I remember the first time I encountered comically deprived children. I had just died – as us comedians refer to a joke that bombs – at my friend’s house, in front of his parents and grandparents. It was the old gag about why we put angels on top of Christmas trees. You know the one about Santa being all stressed out because the reindeer had hoof and mouth disease, and the elves were on strike, and Mrs. Claus had the flu when an angel bounced into the toy shop with a Christmas tree and asked, “Where would you like me to stick this, Santa?”

Everyone just stared at me. I quickly added, “So, from that day to this, the angel sits on top of the Christmas tree.”

Nothing.

You can’t blame the kids in that situation. They didn’t know any better. It’s the parent’s responsibility to introduce their children to the finer nuances of humor in our culture. Somebody needs to spend quality time with those kids loosening them up to the possibilities of word play, the surprise of the unexpected; not to mention the joy of a roomful of people groaning in unison.         

You can imagine my delight in another class-clown in the making when Rube came home from the first day of school and announced, “It’s a tough house, Dad.”

“And how’s your teacher.”

“Too damned sweet.”

“I prefer that you don’t use that word.”

“Okay. She’s too damned nice.”

My efforts were paying off. But like a good coach, I looked for every opportunity to challenge my star prospect. For example, one day at the beach, a live Barbie doll lay on her see-through air mattress in the shallow water. What caught my eye was the turquoise dog’s leash – I’m serious now, humor is not a laughing matter – that trailed from her hand straight into the lake. I nudged Rube and rolled my eyes at the floating princess.

“What’s wrong with this picture?”

“She’s probably using it like an anchor rope, tied to a rock or something,” he offered.
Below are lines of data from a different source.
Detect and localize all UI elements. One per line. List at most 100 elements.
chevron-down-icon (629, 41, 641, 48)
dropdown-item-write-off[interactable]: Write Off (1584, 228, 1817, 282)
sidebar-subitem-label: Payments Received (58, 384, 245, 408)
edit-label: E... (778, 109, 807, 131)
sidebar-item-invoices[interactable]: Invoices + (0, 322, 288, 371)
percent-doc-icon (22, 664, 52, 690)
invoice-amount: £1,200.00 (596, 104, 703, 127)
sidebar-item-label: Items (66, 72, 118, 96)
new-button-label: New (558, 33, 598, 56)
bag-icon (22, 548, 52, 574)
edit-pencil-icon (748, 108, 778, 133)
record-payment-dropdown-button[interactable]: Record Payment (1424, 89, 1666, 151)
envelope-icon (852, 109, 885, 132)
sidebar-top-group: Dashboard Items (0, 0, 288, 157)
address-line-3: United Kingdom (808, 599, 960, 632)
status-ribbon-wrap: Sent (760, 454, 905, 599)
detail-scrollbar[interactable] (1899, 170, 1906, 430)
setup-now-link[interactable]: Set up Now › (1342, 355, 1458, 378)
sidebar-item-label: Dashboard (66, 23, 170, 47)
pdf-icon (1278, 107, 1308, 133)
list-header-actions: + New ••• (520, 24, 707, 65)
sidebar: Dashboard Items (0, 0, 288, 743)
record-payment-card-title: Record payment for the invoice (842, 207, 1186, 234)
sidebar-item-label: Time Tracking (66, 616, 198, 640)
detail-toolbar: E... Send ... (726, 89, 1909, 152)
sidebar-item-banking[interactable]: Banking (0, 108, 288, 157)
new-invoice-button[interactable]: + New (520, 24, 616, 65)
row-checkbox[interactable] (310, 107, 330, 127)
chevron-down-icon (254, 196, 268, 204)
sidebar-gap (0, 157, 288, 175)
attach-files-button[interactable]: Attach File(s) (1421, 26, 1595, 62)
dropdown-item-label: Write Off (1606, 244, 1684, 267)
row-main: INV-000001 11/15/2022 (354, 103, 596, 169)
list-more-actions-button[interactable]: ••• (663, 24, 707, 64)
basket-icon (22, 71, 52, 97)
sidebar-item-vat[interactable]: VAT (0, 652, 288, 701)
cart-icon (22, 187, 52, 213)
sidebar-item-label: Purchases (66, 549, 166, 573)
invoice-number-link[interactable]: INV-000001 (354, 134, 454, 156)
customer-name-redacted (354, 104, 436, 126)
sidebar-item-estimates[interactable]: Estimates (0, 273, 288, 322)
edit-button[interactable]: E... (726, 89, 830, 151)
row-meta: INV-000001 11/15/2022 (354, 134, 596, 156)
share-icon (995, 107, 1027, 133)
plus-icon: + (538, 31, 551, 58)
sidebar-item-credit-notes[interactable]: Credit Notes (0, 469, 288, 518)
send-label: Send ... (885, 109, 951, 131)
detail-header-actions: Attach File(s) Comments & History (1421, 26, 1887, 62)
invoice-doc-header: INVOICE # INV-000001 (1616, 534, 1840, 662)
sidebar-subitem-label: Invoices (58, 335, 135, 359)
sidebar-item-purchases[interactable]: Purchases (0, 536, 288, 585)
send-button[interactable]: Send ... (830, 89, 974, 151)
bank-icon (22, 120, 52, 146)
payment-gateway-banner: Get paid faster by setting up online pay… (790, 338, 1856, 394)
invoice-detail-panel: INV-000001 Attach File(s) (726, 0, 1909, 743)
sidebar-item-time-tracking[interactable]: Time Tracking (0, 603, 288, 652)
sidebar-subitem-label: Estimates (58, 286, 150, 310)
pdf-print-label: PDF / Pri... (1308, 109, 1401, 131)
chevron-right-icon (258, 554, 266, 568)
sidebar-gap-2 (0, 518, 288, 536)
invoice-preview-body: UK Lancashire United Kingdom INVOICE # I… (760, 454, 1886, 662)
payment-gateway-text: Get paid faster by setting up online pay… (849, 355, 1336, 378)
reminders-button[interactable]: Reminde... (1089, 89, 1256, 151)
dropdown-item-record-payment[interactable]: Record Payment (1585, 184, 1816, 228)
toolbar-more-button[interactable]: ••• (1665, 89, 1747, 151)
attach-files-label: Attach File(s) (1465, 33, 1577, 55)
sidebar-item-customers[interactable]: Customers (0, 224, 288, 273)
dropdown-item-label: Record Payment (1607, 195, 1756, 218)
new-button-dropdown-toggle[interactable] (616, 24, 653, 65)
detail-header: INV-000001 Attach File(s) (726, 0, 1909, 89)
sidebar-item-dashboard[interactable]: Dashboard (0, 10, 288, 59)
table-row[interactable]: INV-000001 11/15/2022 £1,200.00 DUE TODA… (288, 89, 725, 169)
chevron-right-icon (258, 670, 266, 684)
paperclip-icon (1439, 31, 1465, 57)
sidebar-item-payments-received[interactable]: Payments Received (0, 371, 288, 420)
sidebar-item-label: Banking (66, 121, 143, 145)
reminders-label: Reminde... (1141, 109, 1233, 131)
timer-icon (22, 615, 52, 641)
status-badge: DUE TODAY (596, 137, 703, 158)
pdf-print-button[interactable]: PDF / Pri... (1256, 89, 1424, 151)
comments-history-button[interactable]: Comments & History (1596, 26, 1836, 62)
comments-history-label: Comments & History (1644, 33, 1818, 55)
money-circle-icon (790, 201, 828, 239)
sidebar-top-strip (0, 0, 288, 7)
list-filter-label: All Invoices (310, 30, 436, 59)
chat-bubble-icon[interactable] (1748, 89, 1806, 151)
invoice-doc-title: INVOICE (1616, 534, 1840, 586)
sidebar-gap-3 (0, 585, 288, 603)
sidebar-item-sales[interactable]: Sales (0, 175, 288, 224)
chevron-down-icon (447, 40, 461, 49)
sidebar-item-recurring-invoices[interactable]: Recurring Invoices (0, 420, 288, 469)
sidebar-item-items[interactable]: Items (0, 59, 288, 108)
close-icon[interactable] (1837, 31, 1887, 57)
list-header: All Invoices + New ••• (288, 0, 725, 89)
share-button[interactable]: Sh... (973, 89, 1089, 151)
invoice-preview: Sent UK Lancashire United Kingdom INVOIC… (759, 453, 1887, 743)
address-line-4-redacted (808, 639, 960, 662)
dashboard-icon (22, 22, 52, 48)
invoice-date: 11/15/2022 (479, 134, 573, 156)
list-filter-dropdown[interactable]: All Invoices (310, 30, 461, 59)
“Come on, you can do better than that,” I coaxed.

Rube’s eyes started to dance. “Maybe she’s taking her catfish for a walk?”

I shrugged. “Not bad. Try again.”

Rube looked at me, grinned.

“Go for it.”

“Excuse me, lady,” my son said. “In case you didn’t realize… your dog’s been underwater for a long time.”

Some months later shopping for Christmas ornaments, my son and I priced a set of colored lights.

“Let’s see,” I calculated, “$9.95 plus six percent for tax brings it to…”

“Tacks?” Rube inquired. “What do you need tacks for? Don’t you just loop the lights over the branches?”

I stopped. Studied my son. “Tax, as in income tax. Only this is a sales…” That’s when I caught the corner of his mouth twitching. He got me. He had me going. For a person who sees life as a stage and every person out there as an audience, you have to admit my son did me proud. He’s got the eye, the timing – whatever you want to call it.

When it was our turn at the register, the clerk checked my ID.

“James Sandwich,” he read aloud. “Interesting name. Ever think of working in a deli?”

I grimaced. How rude – taking liberties with my name.

“And what’s your son’s name? Ham? HamSandwich?”

“No,” Rube replied, “my name’s Reuben…”

My son stopped. Stared at me for a long time. He hasn’t told a joke since. And he was coming along so fine.